Monday, February 8, 2010

What makes Company Culture?

Company 'culture' is the buzzword these days. Start-up culture often refers to a work ethic that sacrifices balance. My last post quoted some startup triplet advice - "Hire and invest in your culture." However, it seems talk of culture quickly becomes abstract. To understand and impact culture we need to be more specific.

For me, culture brings productivity and satisfaction through:

Shared purpose. Is there clear and common purpose to people's work? Do actions demonstrate a team approach towards accomplishing a common goal? Do employees understand the company's mission and their role towards accomplishing it? Awesome communication fits in here.

Accountability. Are employees given real responsibilities? Are those tasks followed up on (by leaders and peers) and implemented? We can stick rewards and recognitions here for now.

Opportunity. Do employees have lots of interaction with others, and ultimately an opportunity to learn?

Motivation. Are employees motivated to do their part towards the common goals on their own? (Or do they simply do the checklist requested to prepare for the weekly meeting?) Do employees believe in the value of their contributions? In the value of the company's goals?

Collaborative Decision Making. Are employees involved in the decisions that effect their work, even tangentially? Being part of the decision leads to more informed solutions and more commitment to the solution. Again, enter companies with good communication.

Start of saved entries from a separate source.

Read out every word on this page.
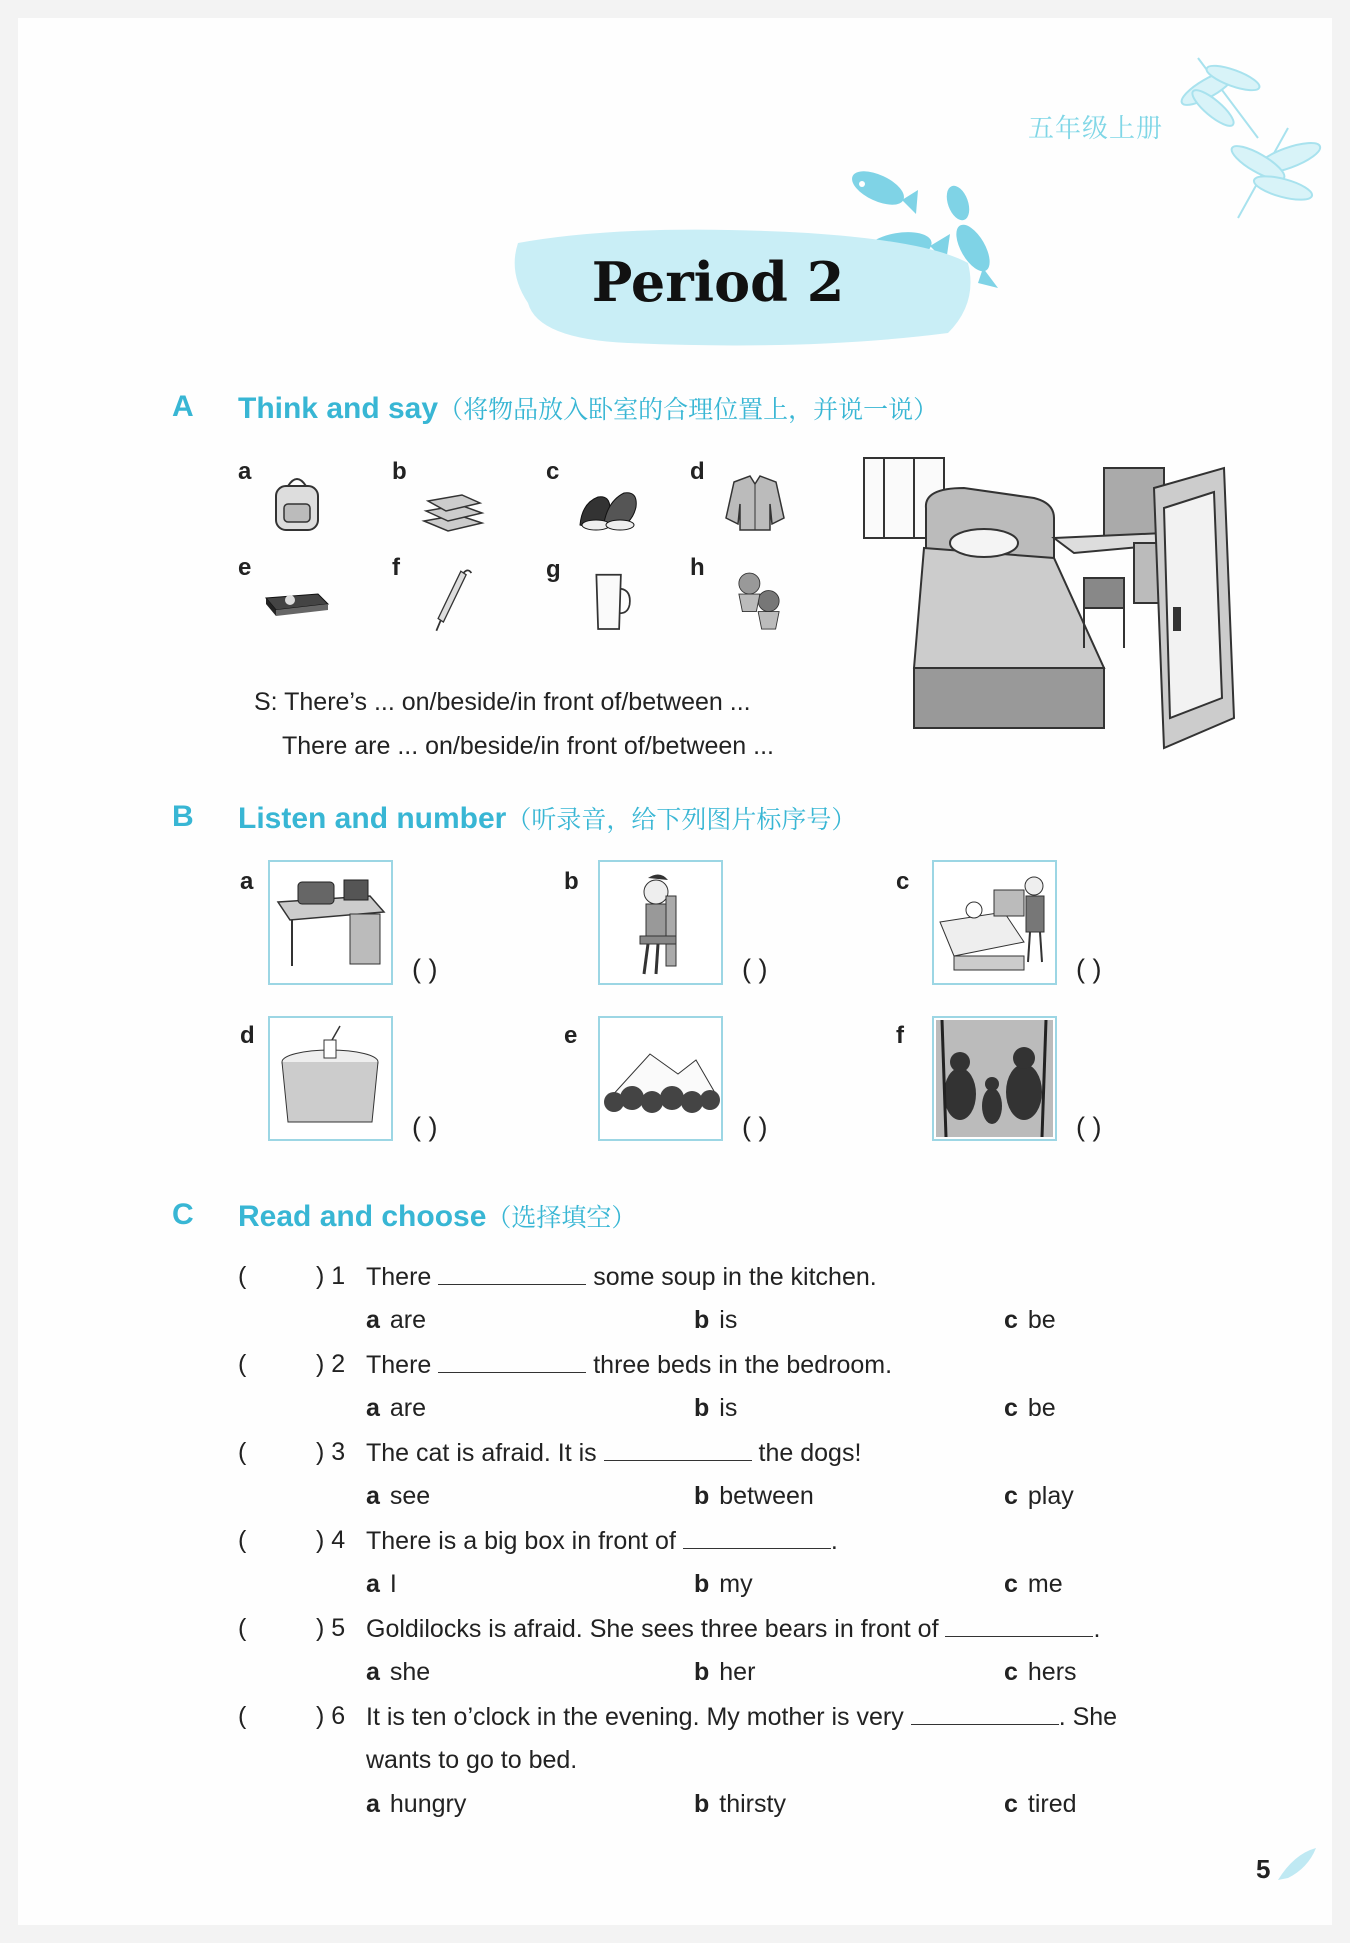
五年级上册
Period 2
A Think and say（将物品放入卧室的合理位置上，并说一说）
a	b	c	d
e	f	g	h
S: There’s ... on/beside/in front of/between ...
There are ... on/beside/in front of/between ...
B Listen and number（听录音，给下列图片标序号）
a
( )
b
( )
c
( )
d
( )
e
( )
f
( )
C Read and choose（选择填空）
(	) 1 There	some soup in the kitchen.
a are	b is	c be
(	) 2 There	three beds in the bedroom.
a are	b is	c be
(	) 3 The cat is afraid. It is	the dogs!
a see	b between	c play
(	) 4 There is a big box in front of	.
a I	b my	c me
(	) 5 Goldilocks is afraid. She sees three bears in front of	.
a she	b her	c hers
(	) 6 It is ten o’clock in the evening. My mother is very	. She
wants to go to bed.
a hungry	b thirsty	c tired
5
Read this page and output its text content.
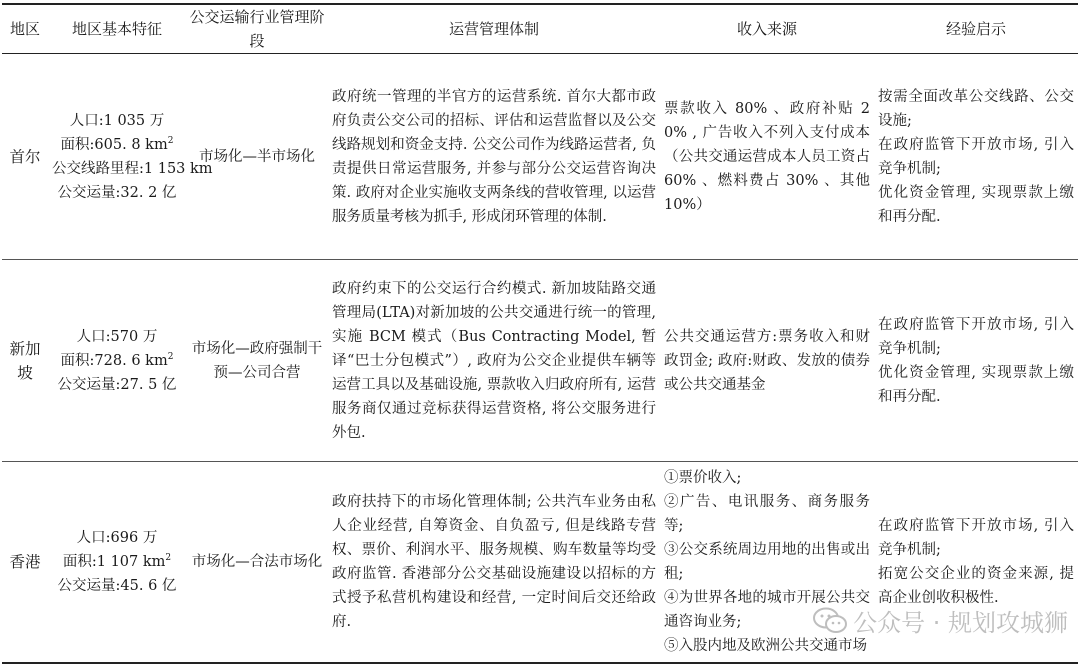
地区	地区基本特征	公交运输行业管理阶段	运营管理体制	收入来源	经验启示
首尔	人口:1 035 万
面积:605. 8 $km^2$
公交线路里程:1 153 km
公交运量:32. 2 亿	市场化—半市场化	政府统一管理的半官方的运营系统. 首尔大都市政府负责公交公司的招标、评估和运营监督以及公交线路规划和资金支持. 公交公司作为线路运营者, 负责提供日常运营服务, 并参与部分公交运营咨询决策. 政府对企业实施收支两条线的营收管理, 以运营服务质量考核为抓手, 形成闭环管理的体制.	票款收入 80% 、政府补贴 20% , 广告收入不列入支付成本（公共交通运营成本人员工资占 60% 、燃料费占 30% 、其他 10%）	按需全面改革公交线路、公交设施;
在政府监管下开放市场, 引入竞争机制;
优化资金管理, 实现票款上缴和再分配.

新加坡	人口:570 万
面积:728. 6 $km^2$
公交运量:27. 5 亿	市场化—政府强制干预—公司合营	政府约束下的公交运行合约模式. 新加坡陆路交通管理局(LTA)对新加坡的公共交通进行统一的管理, 实施 BCM 模式（Bus Contracting Model, 暂译“巴士分包模式”）, 政府为公交企业提供车辆等运营工具以及基础设施, 票款收入归政府所有, 运营服务商仅通过竞标获得运营资格, 将公交服务进行外包.	公共交通运营方:票务收入和财政罚金; 政府:财政、发放的债券或公共交通基金	在政府监管下开放市场, 引入竞争机制;
优化资金管理, 实现票款上缴和再分配.

香港	人口:696 万
面积:1 107 $km^2$
公交运量:45. 6 亿	市场化—合法市场化	政府扶持下的市场化管理体制; 公共汽车业务由私人企业经营, 自筹资金、自负盈亏, 但是线路专营权、票价、利润水平、服务规模、购车数量等均受政府监管. 香港部分公交基础设施建设以招标的方式授予私营机构建设和经营, 一定时间后交还给政府.	①票价收入;
②广告、电讯服务、商务服务等;
③公交系统周边用地的出售或出租;
④为世界各地的城市开展公共交通咨询业务;
⑤入股内地及欧洲公共交通市场	在政府监管下开放市场, 引入竞争机制;
拓宽公交企业的资金来源, 提高企业创收积极性.
公众号 · 规划攻城狮
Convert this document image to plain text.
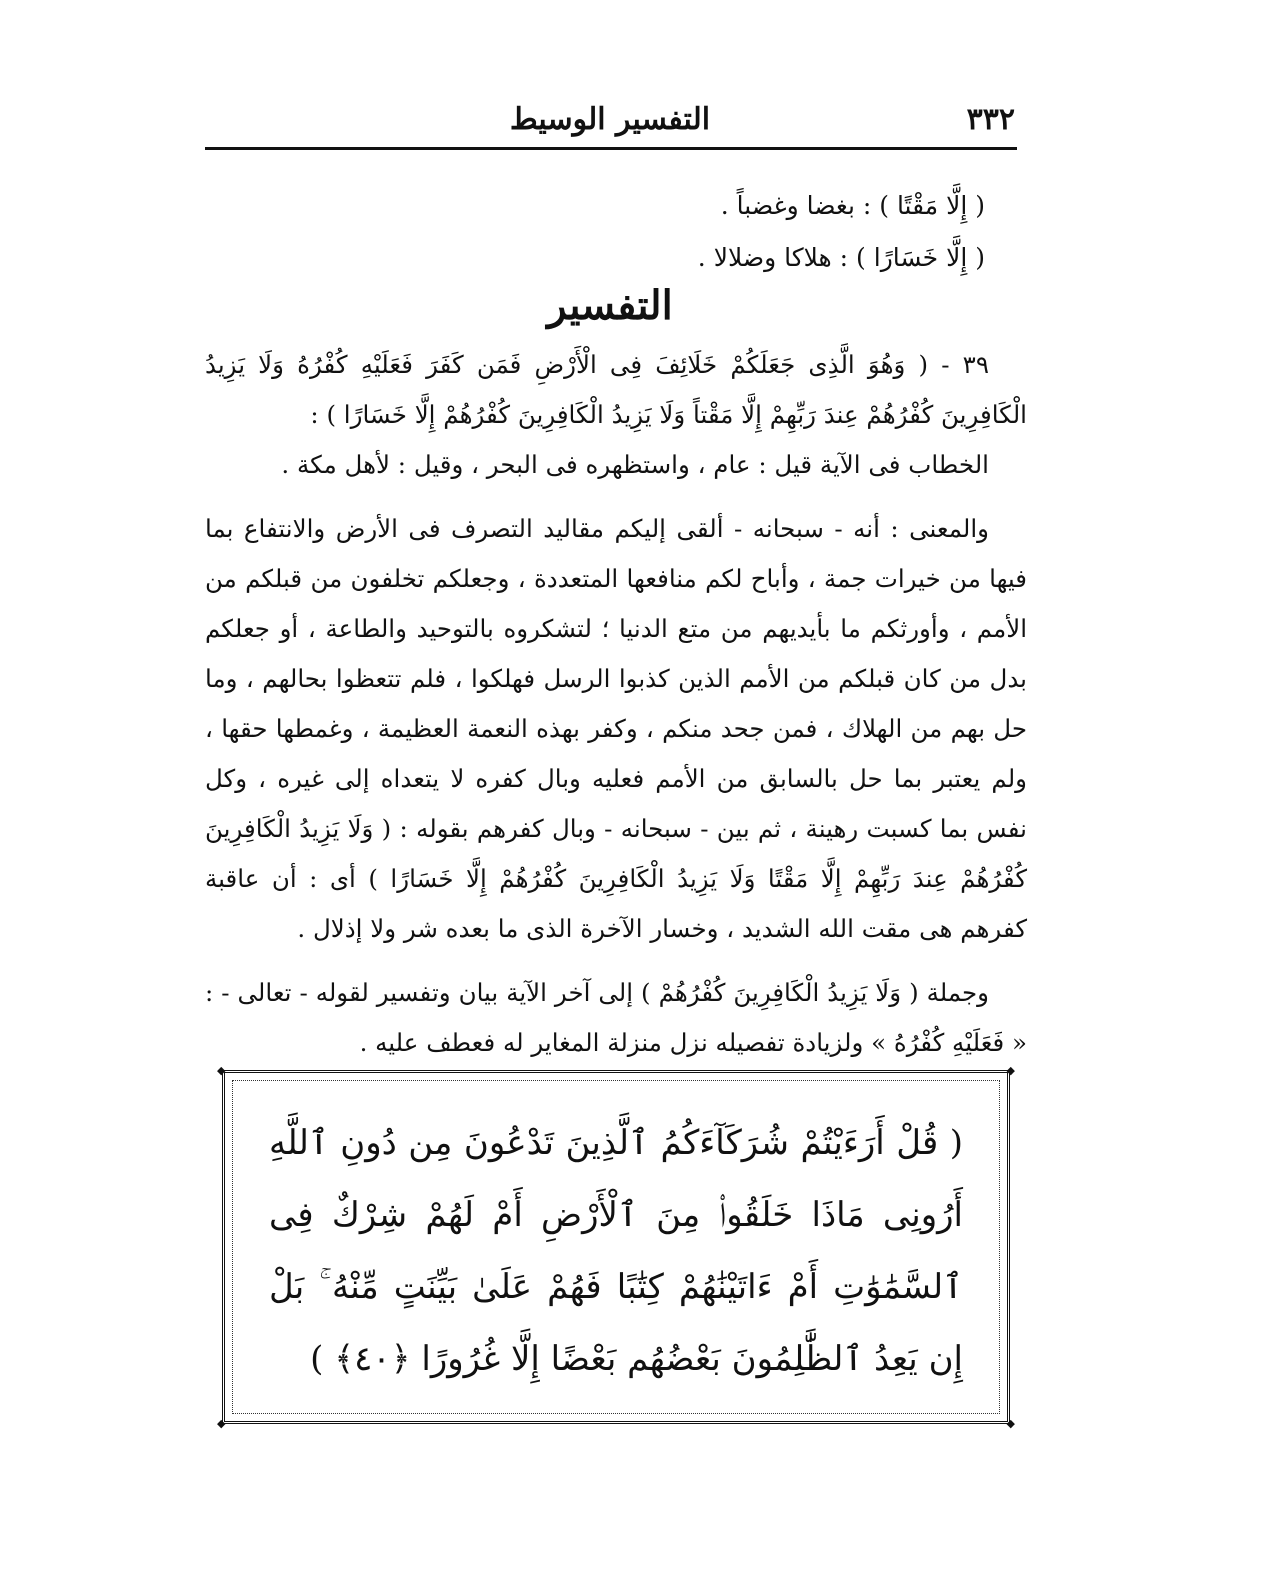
٣٣٢
التفسير الوسيط
( إِلَّا مَقْتًا ) : بغضا وغضباً .
( إِلَّا خَسَارًا ) : هلاكا وضلالا .
التفسير

٣٩ - ( وَهُوَ الَّذِى جَعَلَكُمْ خَلَائِفَ فِى الْأَرْضِ فَمَن كَفَرَ فَعَلَيْهِ كُفْرُهُ وَلَا يَزِيدُ الْكَافِرِينَ كُفْرُهُمْ عِندَ رَبِّهِمْ إِلَّا مَقْتاً وَلَا يَزِيدُ الْكَافِرِينَ كُفْرُهُمْ إِلَّا خَسَارًا ) :

الخطاب فى الآية قيل : عام ، واستظهره فى البحر ، وقيل : لأهل مكة .

والمعنى : أنه - سبحانه - ألقى إليكم مقاليد التصرف فى الأرض والانتفاع بما فيها من خيرات جمة ، وأباح لكم منافعها المتعددة ، وجعلكم تخلفون من قبلكم من الأمم ، وأورثكم ما بأيديهم من متع الدنيا ؛ لتشكروه بالتوحيد والطاعة ، أو جعلكم بدل من كان قبلكم من الأمم الذين كذبوا الرسل فهلكوا ، فلم تتعظوا بحالهم ، وما حل بهم من الهلاك ، فمن جحد منكم ، وكفر بهذه النعمة العظيمة ، وغمطها حقها ، ولم يعتبر بما حل بالسابق من الأمم فعليه وبال كفره لا يتعداه إلى غيره ، وكل نفس بما كسبت رهينة ، ثم بين - سبحانه - وبال كفرهم بقوله : ( وَلَا يَزِيدُ الْكَافِرِينَ كُفْرُهُمْ عِندَ رَبِّهِمْ إِلَّا مَقْتًا وَلَا يَزِيدُ الْكَافِرِينَ كُفْرُهُمْ إِلَّا خَسَارًا ) أى : أن عاقبة كفرهم هى مقت الله الشديد ، وخسار الآخرة الذى ما بعده شر ولا إذلال .

وجملة ( وَلَا يَزِيدُ الْكَافِرِينَ كُفْرُهُمْ ) إلى آخر الآية بيان وتفسير لقوله - تعالى - : « فَعَلَيْهِ كُفْرُهُ » ولزيادة تفصيله نزل منزلة المغاير له فعطف عليه .

◆	◆
◆	◆
( قُلْ أَرَءَيْتُمْ شُرَكَآءَكُمُ ٱلَّذِينَ تَدْعُونَ مِن دُونِ ٱللَّهِ أَرُونِى مَاذَا خَلَقُوا۟ مِنَ ٱلْأَرْضِ أَمْ لَهُمْ شِرْكٌ فِى ٱلسَّمَٰوَٰتِ أَمْ ءَاتَيْنَٰهُمْ كِتَٰبًا فَهُمْ عَلَىٰ بَيِّنَتٍ مِّنْهُ ۚ بَلْ إِن يَعِدُ ٱلظَّٰلِمُونَ بَعْضُهُم بَعْضًا إِلَّا غُرُورًا ﴿٤٠﴾ )
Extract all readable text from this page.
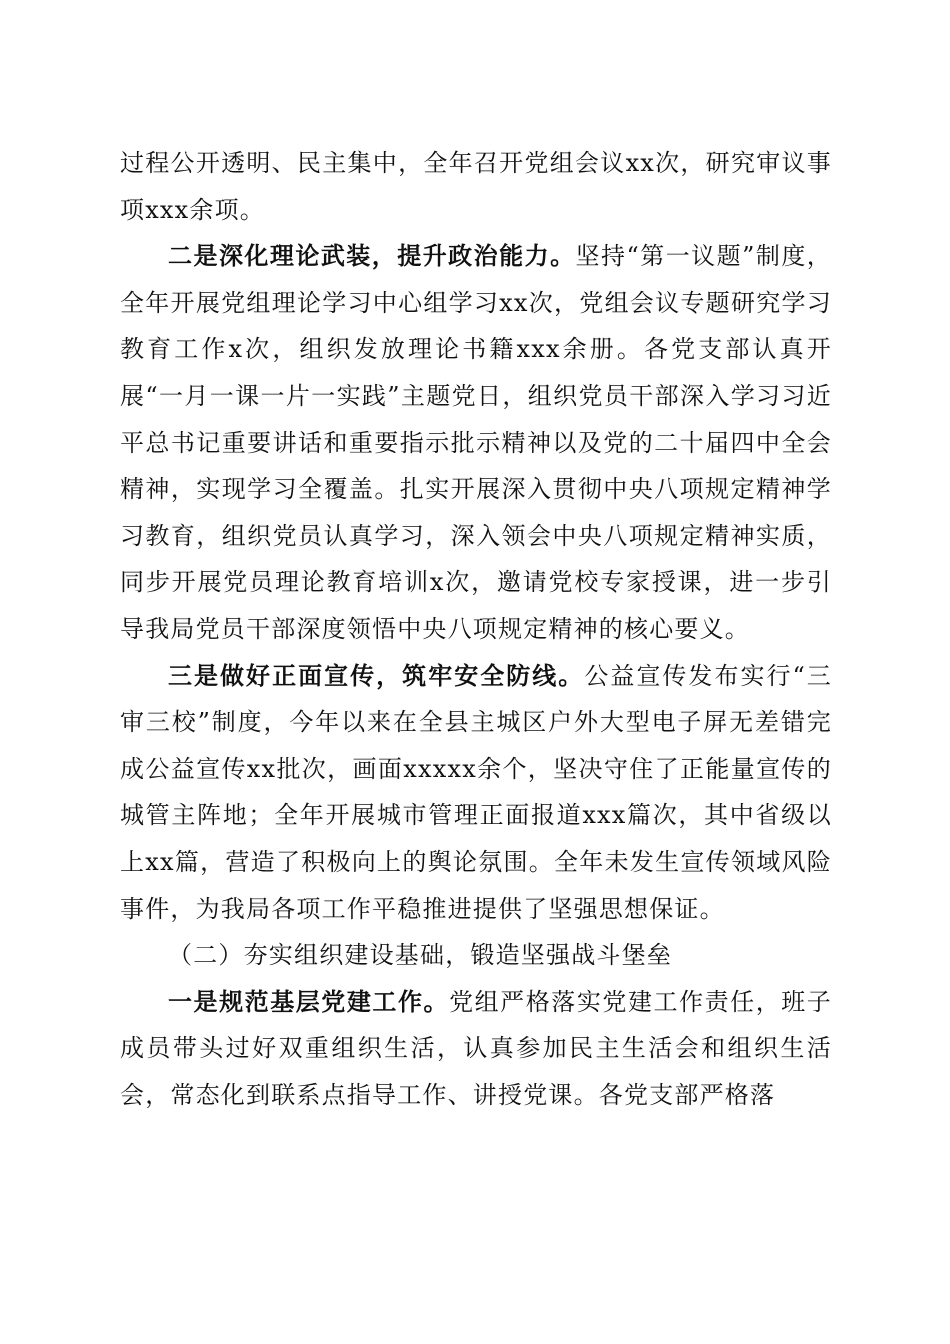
过程公开透明、民主集中，全年召开党组会议xx次，研究审议事项xxx余项。

二是深化理论武装，提升政治能力。坚持“第一议题”制度，全年开展党组理论学习中心组学习xx次，党组会议专题研究学习教育工作x次，组织发放理论书籍xxx余册。各党支部认真开展“一月一课一片一实践”主题党日，组织党员干部深入学习习近平总书记重要讲话和重要指示批示精神以及党的二十届四中全会精神，实现学习全覆盖。扎实开展深入贯彻中央八项规定精神学习教育，组织党员认真学习，深入领会中央八项规定精神实质，同步开展党员理论教育培训x次，邀请党校专家授课，进一步引导我局党员干部深度领悟中央八项规定精神的核心要义。

三是做好正面宣传，筑牢安全防线。公益宣传发布实行“三审三校”制度，今年以来在全县主城区户外大型电子屏无差错完成公益宣传xx批次，画面xxxxx余个，坚决守住了正能量宣传的城管主阵地；全年开展城市管理正面报道xxx篇次，其中省级以上xx篇，营造了积极向上的舆论氛围。全年未发生宣传领域风险事件，为我局各项工作平稳推进提供了坚强思想保证。

（二）夯实组织建设基础，锻造坚强战斗堡垒

一是规范基层党建工作。党组严格落实党建工作责任，班子成员带头过好双重组织生活，认真参加民主生活会和组织生活会，常态化到联系点指导工作、讲授党课。各党支部严格落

Flexibility. How much freedom do employees have about when and where they work, what they work on and prioritize, and stuff like how they dress. (Having flexibility alone does not make a good culture by itself).

Work Environment. What are the obvious on-site perks? We're talking free lunch, m&m's and Starbucks coffee, bean bag chairs and office slides. I guess we can throw pay, benefits, expected work hours, and whatnot here. Since visitors and job applicants notice this stuff first, it makes it important. (Again, this aspect of culture by itself is shallow and means little without some strength in the other areas.)

Defining what culture really means helps us talk concretely about measuring and improving it. For me, right now, doing well in these areas equates to a great company culture. Did I miss anything key in your culture?